Simon Norfolk touches on the larger dynamics and mechanisms of violence. In 2003, having returned from Afghanistan, Norfolk began documenting Ascension Island, the South Atlantic base for Echelon, an electronic surveillance system that allows Britain and the US to intercept emails, phones and fax links across the world. The stark, beautiful pictures portray a remote landscape put to brutal use. In a note, Norfolk makes the point that "while 'rolling news' and 'embedded journalists' saturate us with the showbiz of war, the really interesting developments - submarine warfare, space weapons, electronic warfare and eavesdropping - are essentially invisible".

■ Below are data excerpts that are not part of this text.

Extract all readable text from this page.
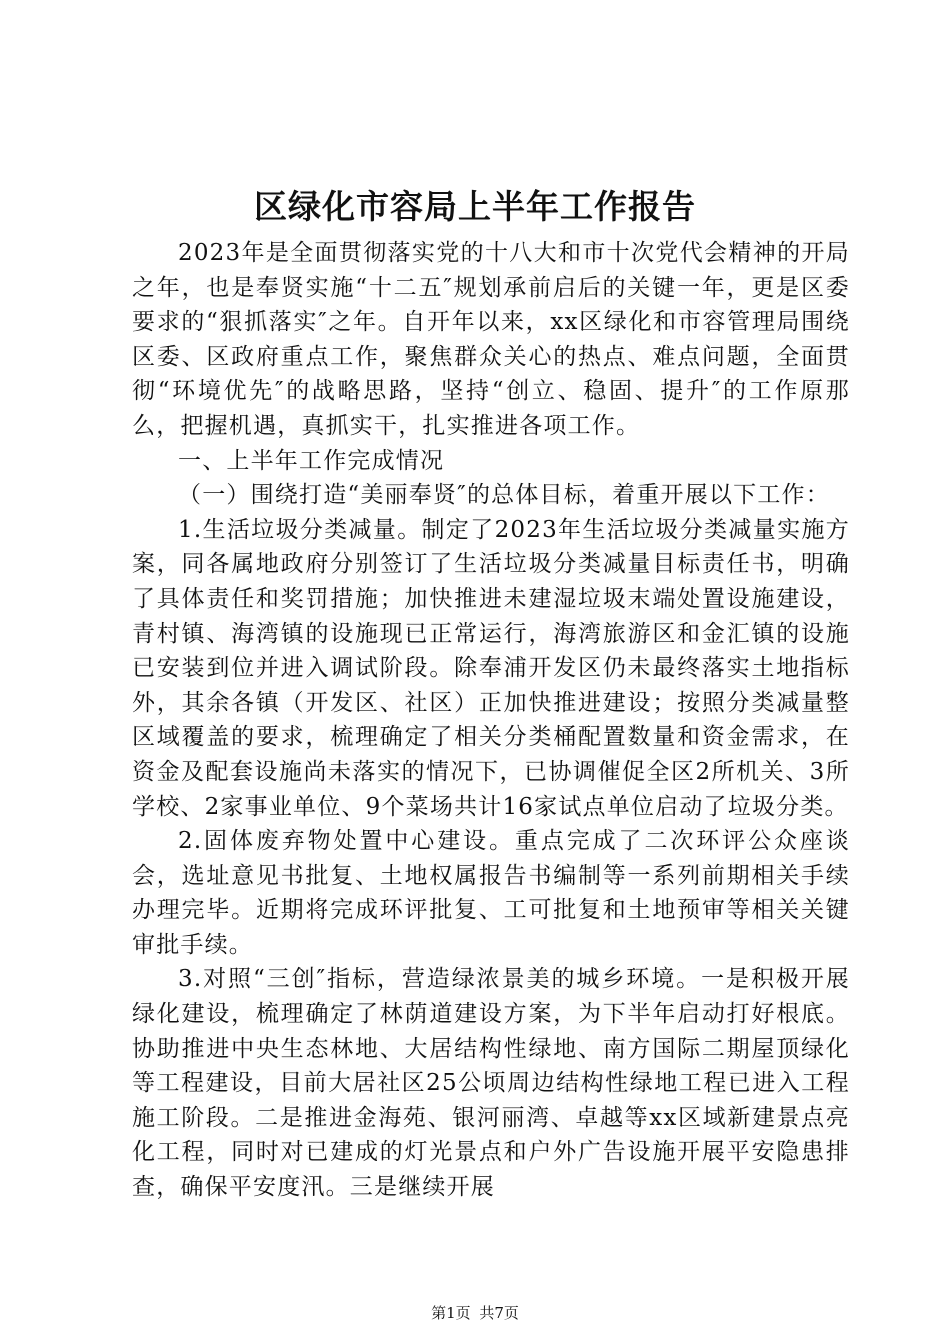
区绿化市容局上半年工作报告

2023年是全面贯彻落实党的十八大和市十次党代会精神的开局之年，也是奉贤实施“十二五″规划承前启后的关键一年，更是区委要求的“狠抓落实″之年。自开年以来，xx区绿化和市容管理局围绕区委、区政府重点工作，聚焦群众关心的热点、难点问题，全面贯彻“环境优先″的战略思路，坚持“创立、稳固、提升″的工作原那么，把握机遇，真抓实干，扎实推进各项工作。

一、上半年工作完成情况

（一）围绕打造“美丽奉贤″的总体目标，着重开展以下工作：

1.生活垃圾分类减量。制定了2023年生活垃圾分类减量实施方案，同各属地政府分别签订了生活垃圾分类减量目标责任书，明确了具体责任和奖罚措施；加快推进未建湿垃圾末端处置设施建设，青村镇、海湾镇的设施现已正常运行，海湾旅游区和金汇镇的设施已安装到位并进入调试阶段。除奉浦开发区仍未最终落实土地指标外，其余各镇（开发区、社区）正加快推进建设；按照分类减量整区域覆盖的要求，梳理确定了相关分类桶配置数量和资金需求，在资金及配套设施尚未落实的情况下，已协调催促全区2所机关、3所学校、2家事业单位、9个菜场共计16家试点单位启动了垃圾分类。

2.固体废弃物处置中心建设。重点完成了二次环评公众座谈会，选址意见书批复、土地权属报告书编制等一系列前期相关手续办理完毕。近期将完成环评批复、工可批复和土地预审等相关关键审批手续。

3.对照“三创″指标，营造绿浓景美的城乡环境。一是积极开展绿化建设，梳理确定了林荫道建设方案，为下半年启动打好根底。协助推进中央生态林地、大居结构性绿地、南方国际二期屋顶绿化等工程建设，目前大居社区25公顷周边结构性绿地工程已进入工程施工阶段。二是推进金海苑、银河丽湾、卓越等xx区域新建景点亮化工程，同时对已建成的灯光景点和户外广告设施开展平安隐患排查，确保平安度汛。三是继续开展

第1页 共7页
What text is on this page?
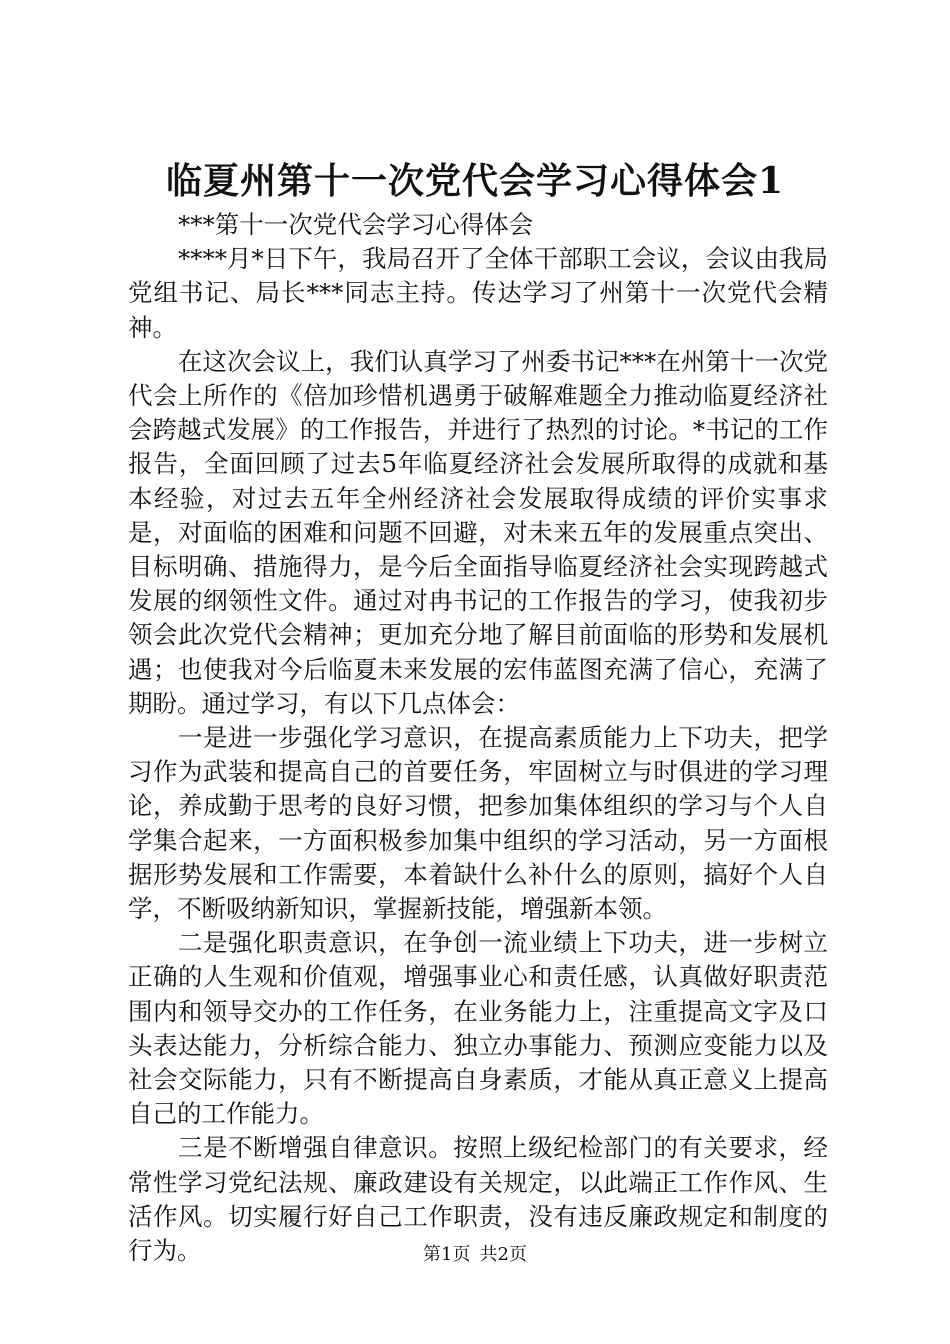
临夏州第十一次党代会学习心得体会1

***第十一次党代会学习心得体会

****月*日下午，我局召开了全体干部职工会议，会议由我局党组书记、局长***同志主持。传达学习了州第十一次党代会精神。

在这次会议上，我们认真学习了州委书记***在州第十一次党代会上所作的《倍加珍惜机遇勇于破解难题全力推动临夏经济社会跨越式发展》的工作报告，并进行了热烈的讨论。*书记的工作报告，全面回顾了过去5年临夏经济社会发展所取得的成就和基本经验，对过去五年全州经济社会发展取得成绩的评价实事求是，对面临的困难和问题不回避，对未来五年的发展重点突出、目标明确、措施得力，是今后全面指导临夏经济社会实现跨越式发展的纲领性文件。通过对冉书记的工作报告的学习，使我初步领会此次党代会精神；更加充分地了解目前面临的形势和发展机遇；也使我对今后临夏未来发展的宏伟蓝图充满了信心，充满了期盼。通过学习，有以下几点体会：

一是进一步强化学习意识，在提高素质能力上下功夫，把学习作为武装和提高自己的首要任务，牢固树立与时俱进的学习理论，养成勤于思考的良好习惯，把参加集体组织的学习与个人自学集合起来，一方面积极参加集中组织的学习活动，另一方面根据形势发展和工作需要，本着缺什么补什么的原则，搞好个人自学，不断吸纳新知识，掌握新技能，增强新本领。

二是强化职责意识，在争创一流业绩上下功夫，进一步树立正确的人生观和价值观，增强事业心和责任感，认真做好职责范围内和领导交办的工作任务，在业务能力上，注重提高文字及口头表达能力，分析综合能力、独立办事能力、预测应变能力以及社会交际能力，只有不断提高自身素质，才能从真正意义上提高自己的工作能力。

三是不断增强自律意识。按照上级纪检部门的有关要求，经常性学习党纪法规、廉政建设有关规定，以此端正工作作风、生活作风。切实履行好自己工作职责，没有违反廉政规定和制度的行为。	第1页  共2页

Shilpa Gupta's installation interrogates another invisible component of warfare - consumerism - occupying territory that seems at once tangential and central. A complicated piece, it has not been included in the Hert fordshire show because of limited space, but deserves mention. In a wall projection, seven female figures dressed in camouflage (a fashion that became popular with the 2003 invasion of Iraq) dance to the click of the viewer's mouse. Their movements, which are somewhere between exercise routine and military drill, are accompanied by mantras that stream along in front of the figures, dotting from commands to kill, march, stay, not look, be silent and pray, to orders that seem to be clamours for new goodies: a phone, a bag. The mix is a potent comment on our increasing willingness to dance when we are asked to - to invade Iraq, for example - even as we close our eyes and ears to the consequences.

There is little comfort to be had from "AfterShock", but in place of sensationalism, easy answers and silence it offers sensation, complexity and engagement. In short, it offers life in the face of death and trauma. We have a choice, as Susan Sontag noted in her last book, Regarding the Pain of Others: "People don't become inured to what they are shown . . . because of the quantity of images dumped on them. It is passivity that dulls feeling."